- Born: 1959 (age 66–67) England
- Allegiance: United Kingdom
- Branch: Royal Navy
- Rank: Commander
- Commands: 706 Naval Air Squadron RNAS Culdrose (HMS Seahawk)
- Awards: Queen’s Commendation for Valuable Service
- Alma mater: University of Bristol Royal Naval College, Greenwich
- Spouse: Sandra Mann
- Children: 2
- Relations: Patrick John Ovens (father)

= Jerry Ovens =

Royal Navy commander

Commander Jeremy John Ovens (born 1959) is a former Royal Navy officer and executive officer.

==Early life and education==
Ovens was born in 1959 in England, the youngest of three children of Patrick John Ovens, a distinguished Royal Marines major-general, and Margaret Mary White.

Ovens studied at the University of Bristol, where he gained a degree in aeronautical engineering.

==Career==
Ovens joined the Royal Navy in 1978. He served in the Pacific, Atlantic, Caribbean, and Baltic in several of Her Majesty's Ships, including HMS Euryalus, HMS London, HMS Wolverton, and HMS Yarmouth. On 1 January 1983, he was promoted to the rank of lieutenant and began training as an observer in anti-submarine warfare at the Royal Navy airbase RNAS Culdrose. In 1985, he joined the Royal Navy Fleet Air Arm squadron 814 Naval Air Squadron, before serving as an instructor on 706 Naval Air Squadron, after which he then enrolled in the principal warfare officer course and was subsequently appointed to the destroyer HMS Cardiff.

In 1992, Ovens was appointed as the senior observer of 706 Naval Air Squadron and so returned to RNAS Culdrose. In 1994, he was appointed to the command of the HMS Quorn. Following its service in Rosyth (where it was engaged in fishery protection), the ship was tasked with mine warfare training in the English Channel, from the naval base in Portsmouth.

In 1996, Ovens attended his final Royal Naval staff course at Greenwich's Royal Naval College. He was then appointed the operations officer of the aircraft carrier HMS Illustrious. It was under Oven's watch that Illustrious saw the Handover of Hong Kong. As operations officer, he also organised the training to take a GR7s RAF Harrier squadron from having never embarked on an aircraft carrier to engaging in night bombing raids over Iraq within the space of four weeks. In recognition, he was awarded the Queen’s Commendation for Valuable Service, a British military award for meritorious service in an operational theatre, on 6 November 1998.
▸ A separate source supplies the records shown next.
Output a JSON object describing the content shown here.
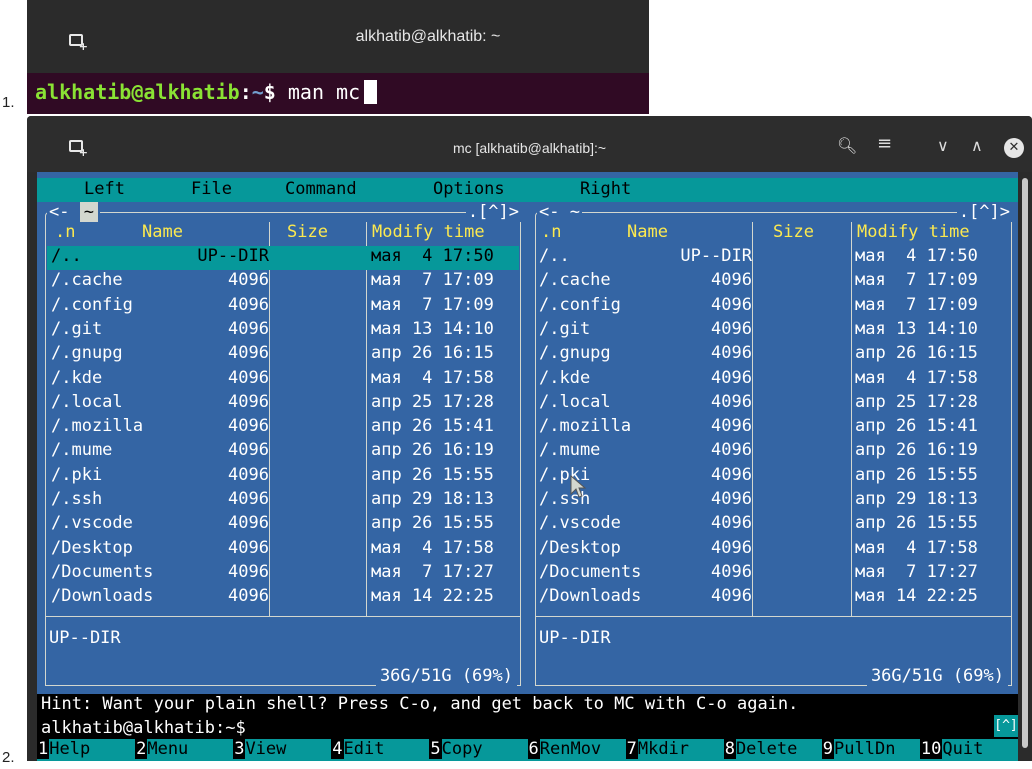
{
  "steps": [
    "1.",
    "2."
  ],
  "window1": {
    "title": "alkhatib@alkhatib: ~",
    "prompt_user": "alkhatib@alkhatib",
    "prompt_sep": ":",
    "prompt_path": "~",
    "prompt_symbol": "$",
    "command": " man mc"
  },
  "window2": {
    "title": "mc [alkhatib@alkhatib]:~",
    "menu": [
      "Left",
      "File",
      "Command",
      "Options",
      "Right"
    ],
    "left_panel": {
      "path_prefix": "<-",
      "path": "~",
      "history": ".[^]>",
      "headers": {
        "n": ".n",
        "name": "Name",
        "size": "Size",
        "time": "Modify time"
      },
      "status": "UP--DIR",
      "free": "36G/51G (69%)"
    },
    "right_panel": {
      "path_prefix": "<-",
      "path": "~",
      "history": ".[^]>",
      "headers": {
        "n": ".n",
        "name": "Name",
        "size": "Size",
        "time": "Modify time"
      },
      "status": "UP--DIR",
      "free": "36G/51G (69%)"
    },
    "files": [
      {
        "name": "/..",
        "size": "UP--DIR",
        "time": "мая  4 17:50"
      },
      {
        "name": "/.cache",
        "size": "4096",
        "time": "мая  7 17:09"
      },
      {
        "name": "/.config",
        "size": "4096",
        "time": "мая  7 17:09"
      },
      {
        "name": "/.git",
        "size": "4096",
        "time": "мая 13 14:10"
      },
      {
        "name": "/.gnupg",
        "size": "4096",
        "time": "апр 26 16:15"
      },
      {
        "name": "/.kde",
        "size": "4096",
        "time": "мая  4 17:58"
      },
      {
        "name": "/.local",
        "size": "4096",
        "time": "апр 25 17:28"
      },
      {
        "name": "/.mozilla",
        "size": "4096",
        "time": "апр 26 15:41"
      },
      {
        "name": "/.mume",
        "size": "4096",
        "time": "апр 26 16:19"
      },
      {
        "name": "/.pki",
        "size": "4096",
        "time": "апр 26 15:55"
      },
      {
        "name": "/.ssh",
        "size": "4096",
        "time": "апр 29 18:13"
      },
      {
        "name": "/.vscode",
        "size": "4096",
        "time": "апр 26 15:55"
      },
      {
        "name": "/Desktop",
        "size": "4096",
        "time": "мая  4 17:58"
      },
      {
        "name": "/Documents",
        "size": "4096",
        "time": "мая  7 17:27"
      },
      {
        "name": "/Downloads",
        "size": "4096",
        "time": "мая 14 22:25"
      }
    ],
    "hint": "Hint: Want your plain shell? Press C-o, and get back to MC with C-o again.",
    "shell_prompt": "alkhatib@alkhatib:~$",
    "shell_badge": "[^]",
    "fkeys": [
      {
        "num": "1",
        "label": "Help"
      },
      {
        "num": "2",
        "label": "Menu"
      },
      {
        "num": "3",
        "label": "View"
      },
      {
        "num": "4",
        "label": "Edit"
      },
      {
        "num": "5",
        "label": "Copy"
      },
      {
        "num": "6",
        "label": "RenMov"
      },
      {
        "num": "7",
        "label": "Mkdir"
      },
      {
        "num": "8",
        "label": "Delete"
      },
      {
        "num": "9",
        "label": "PullDn"
      },
      {
        "num": "10",
        "label": "Quit"
      }
    ]
  },
  "colors": {
    "panel_bg": "#3465a4",
    "cyan": "#06989a",
    "header_yellow": "#fce94f",
    "prompt_green": "#8ae234",
    "prompt_blue": "#729fcf"
  },
  "icons": [
    "new-tab-icon",
    "search-icon",
    "hamburger-menu-icon",
    "minimize-icon",
    "maximize-icon",
    "close-icon",
    "mouse-pointer-icon"
  ]
}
In 1999, Ovens was promoted to the rank of commander and was appointed as a member of the Joint Services Command and Staff College's Directing Staff. He was then appointed as an instructor at the Tactical Training Group Atlantic, Virginia, where he was tasked with teaching United States Navy officers of all ranks how to operate with allied navies. The September 11 attacks happened four weeks into this role, increasing the urgency of such an excerise in preparation for the coming War on terror.

In 2004, Ovens was designated to the UK's Ministry of Defence, where he was tasked with monitoring the efficiency of the Aircraft Carrier Strike capability programme, which included the introduction of the Joint Strike Fighters, as well as any Aircraft Carriers necessary.

In 2009, Ovens was appointed the second-in-command of Royal Naval Air Station Culdrose. As commander and executive officer of Culdrose, he oversaw the olympic flame's arrival in preparations for the 2012 Summer Olympics: "We expect people to come out and celebrate in their own communities," he said, "Everyone is really excited about it." In 2016, he resigned as chairman of the Royal Navy Hang Gliding and Paragliding Association.

Ovens oversaw the Royal Navy Fleet Air Arm Degrees. He told the Fleet Air Arm Officers Association in 2017:

I have thoroughly enjoyed managing the Fleet Air Arm Military Aviation Academy. I realise how much work goes into getting your Wings or C of C, whether you are a Pilot, Observer, Aircrewman or Air Traffic Controller. All this hard work needs to be recognised. I am delighted that the OU agrees with us and awards our people’s hard work. Not only do you have a great career in the RN, you can leave with a degree, a qualification recognised by future employers too!

==Personal life==
Ovens is married to Sandra Mann. Together, they have two children.